Ethics in reproductive genetics comprise descriptive ethics and normative ethics. Ethical problems before prenatal diagnosis involve genetic counseling and informed consent for the choice patients must make. Prenatal diagnosis using amniocentesis is controversial. An international survey of geneticists showed that 25% would do prenatal diagnosis for sex selection, and 17% would refer the couple elsewhere. Hungary (60%), India (37%), the US (34%), Canada (30%), Greece (29%), and Sweden (28%) would do prenatal diagnosis.
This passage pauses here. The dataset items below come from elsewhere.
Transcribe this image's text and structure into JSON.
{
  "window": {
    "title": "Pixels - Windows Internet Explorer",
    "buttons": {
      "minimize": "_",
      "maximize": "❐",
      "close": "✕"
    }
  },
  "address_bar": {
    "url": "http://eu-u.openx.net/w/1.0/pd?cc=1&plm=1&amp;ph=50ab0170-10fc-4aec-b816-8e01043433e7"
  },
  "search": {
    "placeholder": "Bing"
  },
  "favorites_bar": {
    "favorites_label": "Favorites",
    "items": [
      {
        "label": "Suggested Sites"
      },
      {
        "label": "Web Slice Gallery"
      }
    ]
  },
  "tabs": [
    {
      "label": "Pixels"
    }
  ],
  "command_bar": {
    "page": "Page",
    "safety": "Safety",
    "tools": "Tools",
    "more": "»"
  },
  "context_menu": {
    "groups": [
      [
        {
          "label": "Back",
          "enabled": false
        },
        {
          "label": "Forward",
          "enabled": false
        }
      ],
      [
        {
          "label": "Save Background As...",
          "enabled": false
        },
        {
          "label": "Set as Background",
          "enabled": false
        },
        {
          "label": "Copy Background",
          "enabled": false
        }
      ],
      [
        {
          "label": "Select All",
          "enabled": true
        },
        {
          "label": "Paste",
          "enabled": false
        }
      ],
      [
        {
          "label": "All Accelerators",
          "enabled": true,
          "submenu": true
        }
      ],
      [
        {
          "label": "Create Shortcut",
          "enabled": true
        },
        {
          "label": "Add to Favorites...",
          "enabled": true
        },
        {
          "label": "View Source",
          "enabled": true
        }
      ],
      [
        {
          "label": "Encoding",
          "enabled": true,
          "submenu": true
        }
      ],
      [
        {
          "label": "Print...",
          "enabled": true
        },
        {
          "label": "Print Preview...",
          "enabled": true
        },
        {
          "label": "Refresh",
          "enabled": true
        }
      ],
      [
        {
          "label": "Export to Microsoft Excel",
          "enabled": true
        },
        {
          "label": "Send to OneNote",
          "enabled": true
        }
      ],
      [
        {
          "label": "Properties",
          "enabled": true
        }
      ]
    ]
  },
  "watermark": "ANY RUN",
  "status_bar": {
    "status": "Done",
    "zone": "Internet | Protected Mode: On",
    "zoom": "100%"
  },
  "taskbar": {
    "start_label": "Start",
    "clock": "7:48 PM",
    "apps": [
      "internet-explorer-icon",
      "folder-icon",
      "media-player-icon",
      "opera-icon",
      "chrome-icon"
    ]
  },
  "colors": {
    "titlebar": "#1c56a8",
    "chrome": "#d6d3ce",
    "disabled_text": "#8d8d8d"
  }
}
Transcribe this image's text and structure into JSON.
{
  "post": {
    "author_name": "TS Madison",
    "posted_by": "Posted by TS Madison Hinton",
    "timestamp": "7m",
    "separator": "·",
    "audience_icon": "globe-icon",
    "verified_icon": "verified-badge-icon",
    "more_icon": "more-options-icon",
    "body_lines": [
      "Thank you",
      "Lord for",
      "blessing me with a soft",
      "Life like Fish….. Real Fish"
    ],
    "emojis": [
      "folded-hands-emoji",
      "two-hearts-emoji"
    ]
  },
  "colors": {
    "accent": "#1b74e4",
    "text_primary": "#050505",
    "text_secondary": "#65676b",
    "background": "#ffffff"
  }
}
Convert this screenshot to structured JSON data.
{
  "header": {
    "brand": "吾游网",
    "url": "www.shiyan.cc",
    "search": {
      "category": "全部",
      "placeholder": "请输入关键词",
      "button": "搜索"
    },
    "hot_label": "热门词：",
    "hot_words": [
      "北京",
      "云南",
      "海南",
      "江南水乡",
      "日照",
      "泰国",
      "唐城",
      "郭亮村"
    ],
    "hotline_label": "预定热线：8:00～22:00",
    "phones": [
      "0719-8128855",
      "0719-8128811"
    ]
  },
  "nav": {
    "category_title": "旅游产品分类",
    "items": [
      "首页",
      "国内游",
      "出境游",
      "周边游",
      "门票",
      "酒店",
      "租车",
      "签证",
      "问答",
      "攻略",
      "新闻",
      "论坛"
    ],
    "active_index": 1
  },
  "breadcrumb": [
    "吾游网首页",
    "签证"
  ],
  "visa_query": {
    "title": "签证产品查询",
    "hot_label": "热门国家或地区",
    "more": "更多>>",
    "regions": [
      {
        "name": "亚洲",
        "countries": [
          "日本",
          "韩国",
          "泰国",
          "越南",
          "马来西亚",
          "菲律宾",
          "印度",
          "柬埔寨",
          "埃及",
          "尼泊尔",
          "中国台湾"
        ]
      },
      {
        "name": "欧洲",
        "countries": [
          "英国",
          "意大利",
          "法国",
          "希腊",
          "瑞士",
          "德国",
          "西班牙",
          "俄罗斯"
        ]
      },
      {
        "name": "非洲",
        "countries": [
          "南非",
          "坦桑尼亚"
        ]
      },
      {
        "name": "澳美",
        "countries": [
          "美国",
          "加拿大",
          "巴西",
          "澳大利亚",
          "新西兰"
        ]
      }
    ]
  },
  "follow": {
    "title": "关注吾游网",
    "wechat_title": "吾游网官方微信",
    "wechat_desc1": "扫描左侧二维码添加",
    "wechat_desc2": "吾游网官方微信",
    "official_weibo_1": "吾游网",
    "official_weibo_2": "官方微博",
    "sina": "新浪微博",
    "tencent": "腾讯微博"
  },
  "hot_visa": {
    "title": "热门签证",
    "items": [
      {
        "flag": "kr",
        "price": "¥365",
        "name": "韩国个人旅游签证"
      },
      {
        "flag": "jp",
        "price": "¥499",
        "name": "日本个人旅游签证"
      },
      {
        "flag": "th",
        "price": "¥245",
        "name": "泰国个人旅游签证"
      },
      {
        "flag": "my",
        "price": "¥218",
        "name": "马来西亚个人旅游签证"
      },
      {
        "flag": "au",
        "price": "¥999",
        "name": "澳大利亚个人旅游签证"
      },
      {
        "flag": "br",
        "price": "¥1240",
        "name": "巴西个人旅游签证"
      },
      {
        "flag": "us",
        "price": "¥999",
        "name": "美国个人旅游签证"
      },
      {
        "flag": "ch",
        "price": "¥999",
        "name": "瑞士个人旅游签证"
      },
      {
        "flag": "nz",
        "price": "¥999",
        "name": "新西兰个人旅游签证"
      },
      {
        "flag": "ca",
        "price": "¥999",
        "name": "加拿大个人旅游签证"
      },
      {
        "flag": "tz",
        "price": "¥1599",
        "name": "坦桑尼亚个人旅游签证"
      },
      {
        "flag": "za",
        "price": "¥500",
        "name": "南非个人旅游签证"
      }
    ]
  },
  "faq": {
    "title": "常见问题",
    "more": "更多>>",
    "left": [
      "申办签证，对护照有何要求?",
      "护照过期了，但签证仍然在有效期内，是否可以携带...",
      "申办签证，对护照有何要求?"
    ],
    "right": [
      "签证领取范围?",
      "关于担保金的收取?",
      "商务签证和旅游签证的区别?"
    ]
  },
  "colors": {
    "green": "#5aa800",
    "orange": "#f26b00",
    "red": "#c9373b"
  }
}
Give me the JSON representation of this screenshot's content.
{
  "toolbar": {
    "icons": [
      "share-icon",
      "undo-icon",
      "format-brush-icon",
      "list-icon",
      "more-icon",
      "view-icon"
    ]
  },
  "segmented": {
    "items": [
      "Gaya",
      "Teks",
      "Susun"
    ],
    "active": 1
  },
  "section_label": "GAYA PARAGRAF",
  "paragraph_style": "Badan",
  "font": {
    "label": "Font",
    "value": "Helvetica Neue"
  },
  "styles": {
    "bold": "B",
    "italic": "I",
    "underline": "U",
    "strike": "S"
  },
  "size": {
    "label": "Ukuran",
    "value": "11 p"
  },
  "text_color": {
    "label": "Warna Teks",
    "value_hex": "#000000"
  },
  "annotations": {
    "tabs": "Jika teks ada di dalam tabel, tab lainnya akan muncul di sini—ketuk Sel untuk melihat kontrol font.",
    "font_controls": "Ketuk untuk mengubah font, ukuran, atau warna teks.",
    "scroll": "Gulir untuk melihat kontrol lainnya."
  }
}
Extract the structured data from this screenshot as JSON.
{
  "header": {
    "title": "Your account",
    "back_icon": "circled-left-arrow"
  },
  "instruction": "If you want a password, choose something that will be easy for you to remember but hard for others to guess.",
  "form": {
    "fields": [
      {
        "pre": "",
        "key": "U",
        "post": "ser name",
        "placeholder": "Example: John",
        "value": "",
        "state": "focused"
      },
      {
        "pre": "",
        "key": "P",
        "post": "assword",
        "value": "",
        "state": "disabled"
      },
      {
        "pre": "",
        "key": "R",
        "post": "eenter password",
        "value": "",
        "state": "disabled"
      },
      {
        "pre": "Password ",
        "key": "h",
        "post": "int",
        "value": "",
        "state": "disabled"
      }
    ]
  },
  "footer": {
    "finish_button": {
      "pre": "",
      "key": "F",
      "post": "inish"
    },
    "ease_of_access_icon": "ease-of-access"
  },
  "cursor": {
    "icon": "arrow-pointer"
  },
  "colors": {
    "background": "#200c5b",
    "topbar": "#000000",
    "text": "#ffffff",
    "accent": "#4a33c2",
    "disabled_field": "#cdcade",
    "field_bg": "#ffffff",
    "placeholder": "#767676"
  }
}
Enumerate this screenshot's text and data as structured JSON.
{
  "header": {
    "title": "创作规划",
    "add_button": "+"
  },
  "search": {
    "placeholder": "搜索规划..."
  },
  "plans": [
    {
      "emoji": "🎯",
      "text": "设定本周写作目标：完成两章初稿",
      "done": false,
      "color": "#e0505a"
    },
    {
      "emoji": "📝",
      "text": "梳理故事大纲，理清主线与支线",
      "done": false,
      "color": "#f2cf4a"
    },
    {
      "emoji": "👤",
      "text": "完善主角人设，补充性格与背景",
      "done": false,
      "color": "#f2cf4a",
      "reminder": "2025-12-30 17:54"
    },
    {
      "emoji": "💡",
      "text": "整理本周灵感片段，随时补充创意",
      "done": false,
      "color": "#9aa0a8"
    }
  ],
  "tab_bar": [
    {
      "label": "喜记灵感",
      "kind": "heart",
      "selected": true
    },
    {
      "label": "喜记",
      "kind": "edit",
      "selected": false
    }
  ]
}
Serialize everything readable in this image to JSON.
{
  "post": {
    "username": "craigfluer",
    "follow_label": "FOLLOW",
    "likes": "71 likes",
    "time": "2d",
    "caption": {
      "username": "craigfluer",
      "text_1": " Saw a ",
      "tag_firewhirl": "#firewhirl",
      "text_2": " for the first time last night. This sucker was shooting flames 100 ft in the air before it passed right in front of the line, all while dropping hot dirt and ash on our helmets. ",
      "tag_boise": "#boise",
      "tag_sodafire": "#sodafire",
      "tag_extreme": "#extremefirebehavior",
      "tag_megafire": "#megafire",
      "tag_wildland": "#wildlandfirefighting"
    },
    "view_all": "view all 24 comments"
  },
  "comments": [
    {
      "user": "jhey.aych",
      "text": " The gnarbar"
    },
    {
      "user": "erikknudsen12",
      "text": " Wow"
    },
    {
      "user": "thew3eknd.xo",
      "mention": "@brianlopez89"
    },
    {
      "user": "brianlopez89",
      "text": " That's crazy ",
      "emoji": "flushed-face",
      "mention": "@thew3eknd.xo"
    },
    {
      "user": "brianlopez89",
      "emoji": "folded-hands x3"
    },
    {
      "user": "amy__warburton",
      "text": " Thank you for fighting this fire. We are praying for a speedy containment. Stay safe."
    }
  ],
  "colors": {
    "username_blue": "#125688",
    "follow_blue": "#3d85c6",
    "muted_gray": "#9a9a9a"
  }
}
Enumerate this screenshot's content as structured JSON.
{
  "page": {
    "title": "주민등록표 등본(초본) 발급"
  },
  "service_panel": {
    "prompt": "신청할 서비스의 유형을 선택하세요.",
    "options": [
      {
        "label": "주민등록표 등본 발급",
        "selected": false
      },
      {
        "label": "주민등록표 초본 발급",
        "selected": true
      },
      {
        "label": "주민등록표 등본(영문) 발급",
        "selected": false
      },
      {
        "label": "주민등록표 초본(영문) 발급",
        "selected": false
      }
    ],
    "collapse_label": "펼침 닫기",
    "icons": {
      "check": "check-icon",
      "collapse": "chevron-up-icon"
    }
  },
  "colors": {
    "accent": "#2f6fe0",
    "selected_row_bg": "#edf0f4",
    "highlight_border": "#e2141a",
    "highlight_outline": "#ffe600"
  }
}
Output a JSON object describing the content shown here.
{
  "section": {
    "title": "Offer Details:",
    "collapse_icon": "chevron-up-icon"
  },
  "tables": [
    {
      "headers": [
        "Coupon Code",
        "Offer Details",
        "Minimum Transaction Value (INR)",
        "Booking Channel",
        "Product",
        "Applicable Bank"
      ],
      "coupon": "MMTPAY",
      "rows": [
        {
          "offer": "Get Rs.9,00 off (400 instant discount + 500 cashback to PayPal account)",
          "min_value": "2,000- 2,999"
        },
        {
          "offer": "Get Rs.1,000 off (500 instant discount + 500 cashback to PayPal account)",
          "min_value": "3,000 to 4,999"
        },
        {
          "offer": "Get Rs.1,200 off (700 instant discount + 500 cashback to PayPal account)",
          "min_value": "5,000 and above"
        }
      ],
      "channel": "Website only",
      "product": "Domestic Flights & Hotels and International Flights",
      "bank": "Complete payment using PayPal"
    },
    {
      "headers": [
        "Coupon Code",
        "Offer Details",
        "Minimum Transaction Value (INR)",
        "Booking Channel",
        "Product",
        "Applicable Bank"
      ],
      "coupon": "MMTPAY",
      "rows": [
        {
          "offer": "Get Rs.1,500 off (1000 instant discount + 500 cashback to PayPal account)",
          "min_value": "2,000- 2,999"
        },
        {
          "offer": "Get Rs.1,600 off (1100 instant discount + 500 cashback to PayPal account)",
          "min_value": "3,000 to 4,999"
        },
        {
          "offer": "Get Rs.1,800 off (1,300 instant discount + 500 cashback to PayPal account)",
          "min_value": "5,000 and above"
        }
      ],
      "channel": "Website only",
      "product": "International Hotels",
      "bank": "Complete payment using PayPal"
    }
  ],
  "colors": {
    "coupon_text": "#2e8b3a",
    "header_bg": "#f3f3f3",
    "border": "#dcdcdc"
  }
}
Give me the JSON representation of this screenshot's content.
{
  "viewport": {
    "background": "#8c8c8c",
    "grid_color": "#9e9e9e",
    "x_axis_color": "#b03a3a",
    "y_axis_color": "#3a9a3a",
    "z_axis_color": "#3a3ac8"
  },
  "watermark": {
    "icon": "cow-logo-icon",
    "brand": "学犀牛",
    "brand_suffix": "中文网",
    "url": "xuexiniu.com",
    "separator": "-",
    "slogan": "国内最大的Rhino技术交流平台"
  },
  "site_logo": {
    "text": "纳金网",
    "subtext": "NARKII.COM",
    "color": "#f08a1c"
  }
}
The statistical incidence of positive findings after prenatal diagnosis does not exceed 4% of all cases when most couples choose abortion. Respect for parental choice and for nondirective counseling was supported in responses to 3 cases in the international survey that also had disclosure dilemmas included with abortion choices. 84% of respondents would be nondirective for XYY and 88% for XO. In India, Hungary, Turkey, and Norway, 46%, 40%, 40%, and 33%, respectively, would advise aborting an XO (Turner) fetus. A survey of 737 genetics and obstetricians and ethicists and clergy showed acceptability of abortion in singleton pregnancies and in twins associated strongly with the trimester of pregnancy, indication for selective termination, and fetal number. Prior group review of risks and benefits of experimental fetal therapy, case selection for experimental fetal therapy, the optimal informed-consent process for fetal therapy, twin pregnancies, refusal of proven fetal therapy, the lack of federal support for research in fetal diagnosis (preimplantation embryo diagnosis) and therapy, and sources of a moral obligation are also addressed. The Belmont Report on the ethics of biomedical research in the US proposed ethical principles to guide research with human subjects including the fetus: respect for parsons, beneficence, and justice.